The Bluesbox Collection

1940's Kay archtop

If you came here from the "Guitar Museum" page, you might be confused because the guitar is pictured there with it's new finish. I bought this guitar in August of '99 at the Blue Note guitar shop in Berkeley. The top is solid carved spruce, sides and back are made of solid maple and this model would have been close to top-of-the-line for Kay at the time. Notice the nicely figured rosewood fingerboard with unusual "pick shaped" inlays. I attached the pickguard myself, made for a Gibson L5, and the tuners were apparently replaced with individual units by a previous owner. I call this guitar "Old Scarface" because it has some cracks on the upper and lower left hand bouts which have been repaired rather inexpertly by a previous owner. The guitar has a great tone and is surprisingly loud for a small bodied archtop. It also has an unusually (for a war-time Kay) fast neck. Knowledgable guitarists always comment on it whenever I bring it out. Here's the back.

Update March, 2002: I eventually got tired of looking at the scars on the face of this guitar, so I decided to refinish it. I stripped off the old finish, which was pretty easy since it was chipped in several places, and used a clear rubbing oil stain then varnished it to give it an antique natural finish. Here is what it looks like now. This closeup of the face reveals that the scars still show, but they are not nearly as objectionable. Sanding off the sides and back revealed a nice quilted flame. The pickguard has been changed to more authentic Kay tortoise shell model. This shot also shows the fancy binding around the face (my previous camera wasn't capable of showing this kind of detail).

I faced the headstock with matching tortoise shell material and installed the diamond shaped, mother-of-pearl inlay by cutting through the facing.

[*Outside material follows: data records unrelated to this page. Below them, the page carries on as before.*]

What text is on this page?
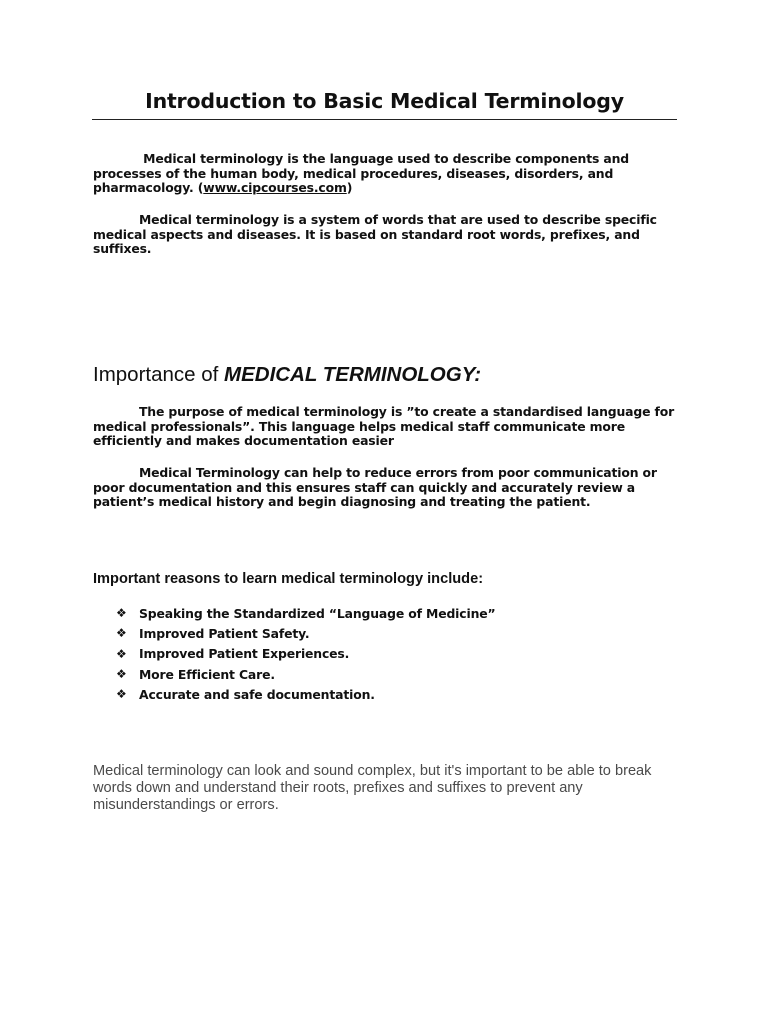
Introduction to Basic Medical Terminology

Medical terminology is the language used to describe components and processes of the human body, medical procedures, diseases, disorders, and pharmacology. (www.cipcourses.com)

Medical terminology is a system of words that are used to describe specific medical aspects and diseases. It is based on standard root words, prefixes, and suffixes.

Importance of MEDICAL TERMINOLOGY:

The purpose of medical terminology is ”to create a standardised language for medical professionals”. This language helps medical staff communicate more efficiently and makes documentation easier

Medical Terminology can help to reduce errors from poor communication or poor documentation and this ensures staff can quickly and accurately review a patient’s medical history and begin diagnosing and treating the patient.

Important reasons to learn medical terminology include:
❖ Speaking the Standardized “Language of Medicine”
❖ Improved Patient Safety.
❖ Improved Patient Experiences.
❖ More Efficient Care.
❖ Accurate and safe documentation.

Medical terminology can look and sound complex, but it's important to be able to break words down and understand their roots, prefixes and suffixes to prevent any misunderstandings or errors.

I got this Art Deco style tailpiece off of another guitar many years ago and had it laying around. It was all chrome before I attached the tortoise shell facing to match the headstock and pickguard and installed the inlay.

A funny story about this guitar: I perfomed at the Healdsburg Guitar Festival the weekend of August 14, about two weeks after I bought the guitar, and ran into a friend, a luthier named Tom Ribbecke who builds wonderful archtops, and showed him the guitar. As we were talking, another luthier, Ralph Novak, walked up to take a look. Ralph is a collector of vintage "House Brand" instruments and quite an authority on the subject. He picked the guitar up and looked it over, telling me most of the information I have printed above concerning the instrument's origin. He turned to Tom and thinking to make a funny, cracked "Now you could learn something about tone from this guitar..." and strummed it. He looked surprised and said, "Wow! This sounds pretty good!" He continued to play it and told me I got a real bargain for the $200 I paid for it.